To obtain a conviction for money laundering, the government must prove beyond a reasonable doubt, the following three elements:
- Use of funds that are proceeds of unlawful activity — generally, the unlawful activity must be a felony crime such as drug trafficking or wire fraud
- Knowledge by the criminally-accused that the funds are proceeds of unlawful activity and
- The conduct of a financial transaction (or attempt), knowing that the transaction is designed in whole or in part to disguise the nature, location, source, ownership or control of the proceeds — such as depositing funds into or withdrawing funds from a financial account or transferring the funds via other methods like a sale or purchase
Note the word “proceeds” in the first element.
One method of defending against charges of money laundering is to argue that the financial transaction at issue did not involve “proceeds” as defined by the MLCA and federal court decisions. In particular, the US Supreme Court has held that the word “proceeds” in the MLCA means “profits.” See United States v. Santos, 553 U.S. 507 (2008). In that case, the defendant Santos was convicted of running an illegal lottery in Indiana. Among other charges, he was convicted on two counts of money laundering. As the court reported, at bars and restaurants, Santos employed two levels of “employees” to help him run the illegal lottery. Santos used “runners” who gathered bets from gamblers and the next level up were the “collectors.” The runners kept a portion of the bets (between 15% and 25%) as their commissions and delivered the rest to Santos’s collectors. The collectors then delivered the money to Santos, who used some of it to pay the salaries of collectors and to pay the winners. The government obtained the money laundering convictions based, in part, on Santos paying commissions and salaries to his runners and collectors.

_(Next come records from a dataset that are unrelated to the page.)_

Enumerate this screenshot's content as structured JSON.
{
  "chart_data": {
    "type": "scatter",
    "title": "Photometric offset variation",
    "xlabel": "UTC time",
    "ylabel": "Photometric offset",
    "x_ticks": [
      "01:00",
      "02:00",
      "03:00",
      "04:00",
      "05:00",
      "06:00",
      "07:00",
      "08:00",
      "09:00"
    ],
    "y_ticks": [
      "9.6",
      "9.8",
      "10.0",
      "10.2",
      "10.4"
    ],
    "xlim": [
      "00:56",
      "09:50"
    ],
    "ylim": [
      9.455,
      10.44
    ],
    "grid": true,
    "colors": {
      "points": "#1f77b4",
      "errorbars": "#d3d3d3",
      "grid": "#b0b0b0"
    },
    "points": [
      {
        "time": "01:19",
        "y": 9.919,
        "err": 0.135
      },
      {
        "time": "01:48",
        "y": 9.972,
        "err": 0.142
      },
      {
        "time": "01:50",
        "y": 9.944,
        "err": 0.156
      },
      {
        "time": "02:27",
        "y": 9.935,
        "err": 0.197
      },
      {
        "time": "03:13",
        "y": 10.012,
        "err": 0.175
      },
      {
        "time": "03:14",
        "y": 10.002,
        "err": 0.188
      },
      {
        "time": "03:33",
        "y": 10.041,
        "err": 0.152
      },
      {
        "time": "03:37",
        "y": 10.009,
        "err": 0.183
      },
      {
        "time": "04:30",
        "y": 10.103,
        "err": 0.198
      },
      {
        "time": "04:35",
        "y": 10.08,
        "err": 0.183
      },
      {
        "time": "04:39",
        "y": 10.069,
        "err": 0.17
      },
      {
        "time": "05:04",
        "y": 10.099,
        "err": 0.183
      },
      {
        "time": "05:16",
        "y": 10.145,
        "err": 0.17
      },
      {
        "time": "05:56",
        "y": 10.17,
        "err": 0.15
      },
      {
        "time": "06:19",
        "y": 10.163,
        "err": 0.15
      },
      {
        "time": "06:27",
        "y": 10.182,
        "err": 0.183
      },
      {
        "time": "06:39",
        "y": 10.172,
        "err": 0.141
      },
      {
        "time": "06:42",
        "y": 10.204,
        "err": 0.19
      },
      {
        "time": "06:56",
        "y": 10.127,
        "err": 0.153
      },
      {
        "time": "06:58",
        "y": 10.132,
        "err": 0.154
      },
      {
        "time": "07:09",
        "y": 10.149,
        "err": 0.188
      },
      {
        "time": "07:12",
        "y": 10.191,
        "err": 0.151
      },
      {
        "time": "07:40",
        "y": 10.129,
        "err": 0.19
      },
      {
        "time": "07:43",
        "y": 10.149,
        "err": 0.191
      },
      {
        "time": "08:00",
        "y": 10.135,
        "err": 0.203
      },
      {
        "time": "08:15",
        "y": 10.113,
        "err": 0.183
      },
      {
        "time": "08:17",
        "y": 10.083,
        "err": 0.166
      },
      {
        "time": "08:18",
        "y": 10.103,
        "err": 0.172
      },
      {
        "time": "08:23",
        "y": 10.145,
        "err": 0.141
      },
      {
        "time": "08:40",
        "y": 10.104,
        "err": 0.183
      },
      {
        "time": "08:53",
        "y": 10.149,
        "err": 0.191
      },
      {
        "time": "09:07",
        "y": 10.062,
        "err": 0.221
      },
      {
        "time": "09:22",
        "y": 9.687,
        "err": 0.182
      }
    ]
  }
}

However, he successfully challenged his money-laundering conviction by arguing that the transactions did not involve profits from the illegal lottery. Rather, the salary and commissions were paid on the receipts of the lottery. This argument was based on the holding of United States v. Scialabba, 282 F.3d 475 (US Fed Court of Appeals, 7th Cir. 2002) which held that the MLCA applies only to transactions involving criminal profits, not criminal receipts. In the Santos case, the US Supreme Court agreed. “Proceeds,” as used in the MLCA, means profits from criminal activity, not receipts.
Aside from providing a basis for defending against charges of money laundering, the Santos case provides yet another example of the importance of definitions in criminal defense law.